This guest post is courtesy of Pascal Desmarets from Hackolade.
Most database developers will tell you that traditional relational SQL databases are not ideally suited for agile development. They require a schema defined upfront and subsequent (costly) database migrations as the structure changes — all things that don’t fit well within the two-three-week sprint cycles of an agile or Continuous Integration approach.
MongoDB on the other hand is built to free developers from upfront schema specification, even when changes occur. It supports dynamic schemas, which can evolve along with the application, reducing both development effort and expensive migrations, making companies more reactive and agile.
Similarly, IT departments and vendors can no longer impose the illusion of one-size-fits-all tools and approaches to self-managed teams. Developers want, and should get, the freedom to use the tools and features that can let them be the most productive.
New-generation developer productivity tools allow for taking full advantage of agile development and MongoDB: IDE’s (Integrated Development Environments), GUI’s (Graphical User Interfaces), and data modeling software.
Multi-threaded Skills for the Future
Sharing a common development environment is a great way to work faster when you’re on a team. It gets you closer to being able to deploy confidently on demand. Achieving daily or even better, hourly, deployments to production means reducing code inventory – lines of code still log-jammed in the Dev/Test/CI/QA pipeline that are not yet delivering value to customers.
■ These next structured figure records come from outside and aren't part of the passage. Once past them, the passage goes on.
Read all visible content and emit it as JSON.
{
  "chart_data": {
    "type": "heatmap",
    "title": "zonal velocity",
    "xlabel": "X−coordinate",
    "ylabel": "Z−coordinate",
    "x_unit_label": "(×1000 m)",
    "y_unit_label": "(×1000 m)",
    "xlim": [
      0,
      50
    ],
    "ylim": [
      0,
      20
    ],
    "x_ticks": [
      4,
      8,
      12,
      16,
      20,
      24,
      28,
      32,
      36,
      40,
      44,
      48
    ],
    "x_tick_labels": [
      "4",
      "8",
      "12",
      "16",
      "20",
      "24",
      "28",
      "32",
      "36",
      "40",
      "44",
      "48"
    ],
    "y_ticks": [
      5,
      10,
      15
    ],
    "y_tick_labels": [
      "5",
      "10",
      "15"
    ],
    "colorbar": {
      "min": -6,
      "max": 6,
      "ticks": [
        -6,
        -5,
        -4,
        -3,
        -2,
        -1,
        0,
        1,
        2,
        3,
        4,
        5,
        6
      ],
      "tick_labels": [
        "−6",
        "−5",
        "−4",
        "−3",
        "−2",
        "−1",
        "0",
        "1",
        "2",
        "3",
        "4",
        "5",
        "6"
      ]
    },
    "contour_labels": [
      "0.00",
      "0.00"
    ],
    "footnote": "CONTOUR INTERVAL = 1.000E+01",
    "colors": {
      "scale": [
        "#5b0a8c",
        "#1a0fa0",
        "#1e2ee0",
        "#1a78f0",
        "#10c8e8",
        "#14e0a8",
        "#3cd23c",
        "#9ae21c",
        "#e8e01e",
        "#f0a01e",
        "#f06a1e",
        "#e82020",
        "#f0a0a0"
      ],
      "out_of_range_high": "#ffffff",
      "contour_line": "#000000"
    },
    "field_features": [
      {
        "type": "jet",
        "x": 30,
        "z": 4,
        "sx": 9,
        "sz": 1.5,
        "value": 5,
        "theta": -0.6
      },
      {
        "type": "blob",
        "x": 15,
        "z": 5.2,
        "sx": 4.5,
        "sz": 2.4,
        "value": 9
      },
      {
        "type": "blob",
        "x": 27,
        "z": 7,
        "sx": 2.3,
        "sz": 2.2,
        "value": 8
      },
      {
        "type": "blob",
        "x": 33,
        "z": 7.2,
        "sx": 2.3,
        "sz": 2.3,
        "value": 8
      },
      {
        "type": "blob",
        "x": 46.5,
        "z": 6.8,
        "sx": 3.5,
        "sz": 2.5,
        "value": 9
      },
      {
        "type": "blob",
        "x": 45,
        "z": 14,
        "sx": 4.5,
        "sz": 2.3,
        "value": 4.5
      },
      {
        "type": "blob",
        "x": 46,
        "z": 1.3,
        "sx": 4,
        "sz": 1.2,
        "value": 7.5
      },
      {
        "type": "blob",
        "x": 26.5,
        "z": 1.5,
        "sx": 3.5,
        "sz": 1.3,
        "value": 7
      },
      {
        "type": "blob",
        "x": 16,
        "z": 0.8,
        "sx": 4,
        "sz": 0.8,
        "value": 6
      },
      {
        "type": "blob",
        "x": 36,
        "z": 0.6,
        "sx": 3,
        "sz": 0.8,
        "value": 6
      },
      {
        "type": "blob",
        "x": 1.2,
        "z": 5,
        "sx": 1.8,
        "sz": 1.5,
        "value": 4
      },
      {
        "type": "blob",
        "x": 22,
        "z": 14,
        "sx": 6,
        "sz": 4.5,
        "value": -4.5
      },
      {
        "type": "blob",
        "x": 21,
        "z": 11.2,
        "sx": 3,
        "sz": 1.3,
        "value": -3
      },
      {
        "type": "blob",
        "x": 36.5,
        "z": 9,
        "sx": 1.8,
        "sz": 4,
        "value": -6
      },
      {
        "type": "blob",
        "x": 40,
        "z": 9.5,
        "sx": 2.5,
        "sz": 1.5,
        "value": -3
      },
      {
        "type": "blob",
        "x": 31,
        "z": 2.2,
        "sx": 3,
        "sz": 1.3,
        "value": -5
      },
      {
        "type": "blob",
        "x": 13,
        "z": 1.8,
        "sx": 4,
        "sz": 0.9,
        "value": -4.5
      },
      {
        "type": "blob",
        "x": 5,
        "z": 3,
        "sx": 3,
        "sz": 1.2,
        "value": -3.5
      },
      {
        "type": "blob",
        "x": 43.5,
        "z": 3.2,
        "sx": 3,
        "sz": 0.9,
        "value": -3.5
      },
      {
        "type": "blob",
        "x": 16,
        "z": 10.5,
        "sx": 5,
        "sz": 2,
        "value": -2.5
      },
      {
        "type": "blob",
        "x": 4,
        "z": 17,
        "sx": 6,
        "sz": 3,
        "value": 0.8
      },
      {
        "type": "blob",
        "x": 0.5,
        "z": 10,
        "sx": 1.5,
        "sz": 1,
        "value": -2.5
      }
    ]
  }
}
Studio 3T is an IDE that helps teams work better with MongoDB, irrespective of physical location or technical level. Realizing that “one size never fits” for even one user let alone all users, it offers multiple querying options, including a drag-and-drop query builder, an auto-completion Intellishell, an Aggregation Pipeline builder, and in the most recent release, the option to write and run traditional SQL queries against your NoSQL collections. A basic GUI (such as Robo3T) may be sufficient for an individual working on their personal project, but as soon as you have a team of three or more, with different needs, preferences and technical skill levels, and working to commercial deadlines to boot, then having a shared IDE to work in is really indispensable.
Visual Data Modeling for MongoDB Schemas
By the same token, while schemas for small applications may be simple enough that no documentation is necessary, the power and flexibility of JSON makes physical data modeling even more important. It has been demonstrated time and again that data modeling accelerates development, significantly reduces maintenance, increases application quality, and lowers execution risks across the enterprise.
A new generation of data modeling tools is available on the market to properly represent physical data models for MongoDB collections and views. Hackolade is the pioneer for data modeling for NoSQL and multi-model databases. It was built from the ground-up to support the polymorphic and evolving structure of JSON documents. It helps the onboarding of NoSQL technology in corporate IT landscapes via a user-friendly visual interface and a more bottom-up, continuously changing, agile approach.
Schema documentation provides the necessary map of the data to guide users through building the queries with Studio 3T.
One Size Fits None
The sign of mature growth in a platform is the richness of associated tooling that emerges over time. While platform vendors such as Microsoft, Oracle and now with MongoDB in their wake, all naturally focus on a unitary enterprise use-case, the availability of quality tools makes the platform many times more flexible to a far wider variety of end users. Like major RDBMS vendors before it, MongoDB has become the clear leader in the NoSQL market, in large part because of a healthy and growing ecosystem.